The reader, Daichi, had disappeared from the holding of Temmu, I had learned, shortly after the discovery of Sumomo’s espionage. This seemed judicious considering the likely linkage between them. Fortunately for Sumomo she had been removed from the holding by Tyrtaios before she was to have been cast from the outer parapet to the ground below, at the very time it was supposed that her next secret message would be anticipated below. The former Sumomo, now Tajima’s slave, Nezumi, and the slaves Saru, Jane, and Cecily were all at the encampment of tarns. We thought them safer there, from war, and, in the case of Nezumi, from the dark justice of Lord Temmu. If she were housed in the holding of Temmu, it seemed likely that she, even with cropped hair and in the garment of a field slave, would be recognized as the former Sumomo, and dealt with accordingly.

“Daichi,” said Lord Temmu, “was a fine reader. Else I should not have employed him. Many thought so. Only he was suborned, and lied. He did not report truly what the bones and shells proclaimed.”

“He labored in the service of Lord Yamada,” I said.

“He betrayed the bones and shells,” said Lord Temmu.

“I am pleased,” said Lord Nishida, “that you have been reinstated as commander of the tarn cavalry.”

I bowed, politely.

“The cavalry,” said Pertinax, “never owned another.”

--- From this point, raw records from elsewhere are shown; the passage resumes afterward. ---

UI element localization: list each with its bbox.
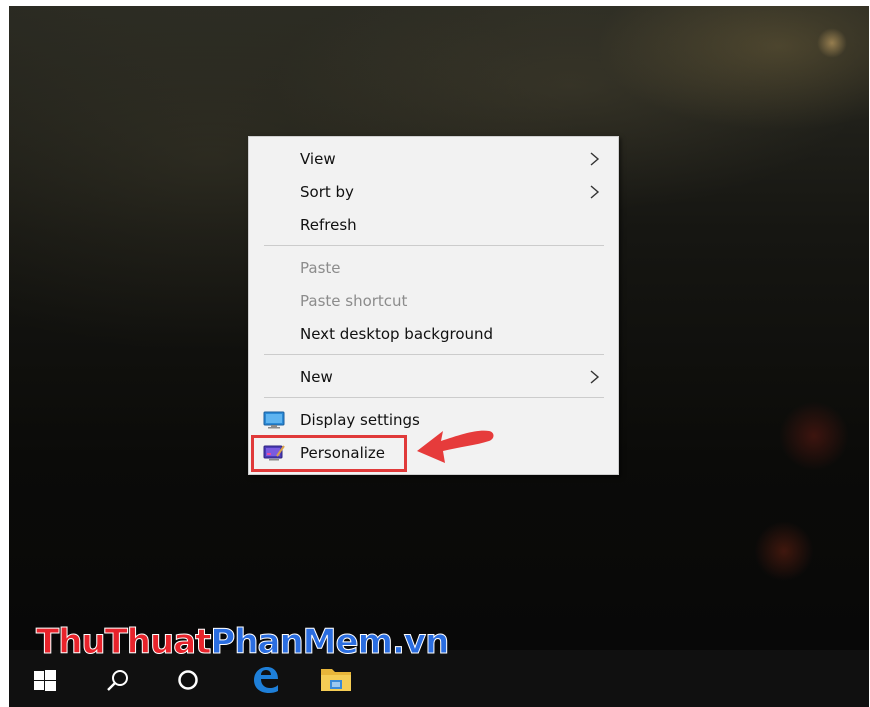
light-flare — [754, 521, 814, 581]
light-flare — [779, 401, 849, 471]
file-explorer-icon — [321, 669, 351, 691]
menu-separator — [264, 397, 604, 398]
light-flare — [817, 28, 847, 58]
menu-item-next-desktop-background[interactable]: Next desktop background — [249, 319, 618, 349]
menu-item-paste[interactable]: Paste — [249, 253, 618, 283]
menu-separator — [264, 245, 604, 246]
windows-start-icon — [34, 670, 56, 691]
pointer-arrow-icon — [417, 430, 494, 463]
watermark-part1: ThuThuat — [35, 622, 211, 663]
menu-item-label: Paste — [300, 259, 341, 277]
menu-item-new[interactable]: New — [249, 362, 618, 392]
menu-item-label: Paste shortcut — [300, 292, 408, 310]
chevron-right-icon — [590, 152, 600, 166]
watermark-part2: PhanMem.vn — [210, 622, 450, 663]
menu-item-view[interactable]: View — [249, 144, 618, 174]
menu-item-sort-by[interactable]: Sort by — [249, 177, 618, 207]
edge-icon — [254, 667, 278, 693]
personalize-highlight-box — [251, 435, 407, 472]
chevron-right-icon — [590, 185, 600, 199]
menu-item-label: Display settings — [300, 411, 420, 429]
search-icon — [107, 670, 128, 691]
menu-item-label: Refresh — [300, 216, 357, 234]
display-settings-icon — [263, 411, 285, 429]
menu-separator — [264, 354, 604, 355]
cortana-icon — [178, 670, 198, 690]
menu-item-label: Next desktop background — [300, 325, 494, 343]
menu-item-label: New — [300, 368, 333, 386]
menu-item-refresh[interactable]: Refresh — [249, 210, 618, 240]
menu-item-label: View — [300, 150, 336, 168]
watermark-logo: ThuThuatPhanMem.vn — [35, 622, 450, 663]
menu-item-paste-shortcut[interactable]: Paste shortcut — [249, 286, 618, 316]
menu-item-label: Sort by — [300, 183, 354, 201]
chevron-right-icon — [590, 370, 600, 384]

It is interesting, I thought, the relationships between politics and reality, between words and deeds, between laws and enforcements, between formalities and facts. Lord Temmu had relieved me of my command, as he thought, but the cavalry, as I understood it, had remained mine, and now, with no change in things, Lord Temmu had supposedly returned my command. But the reality was that the cavalry had repudiated in fact, if not in name, its allegiance to Lord Temmu, following his betrayal of me into the power of Lord Yamada. The cavalry was now, in fact, if not in name, an independent unit. I was not now to be commanded as a subordinate but courted as an ally.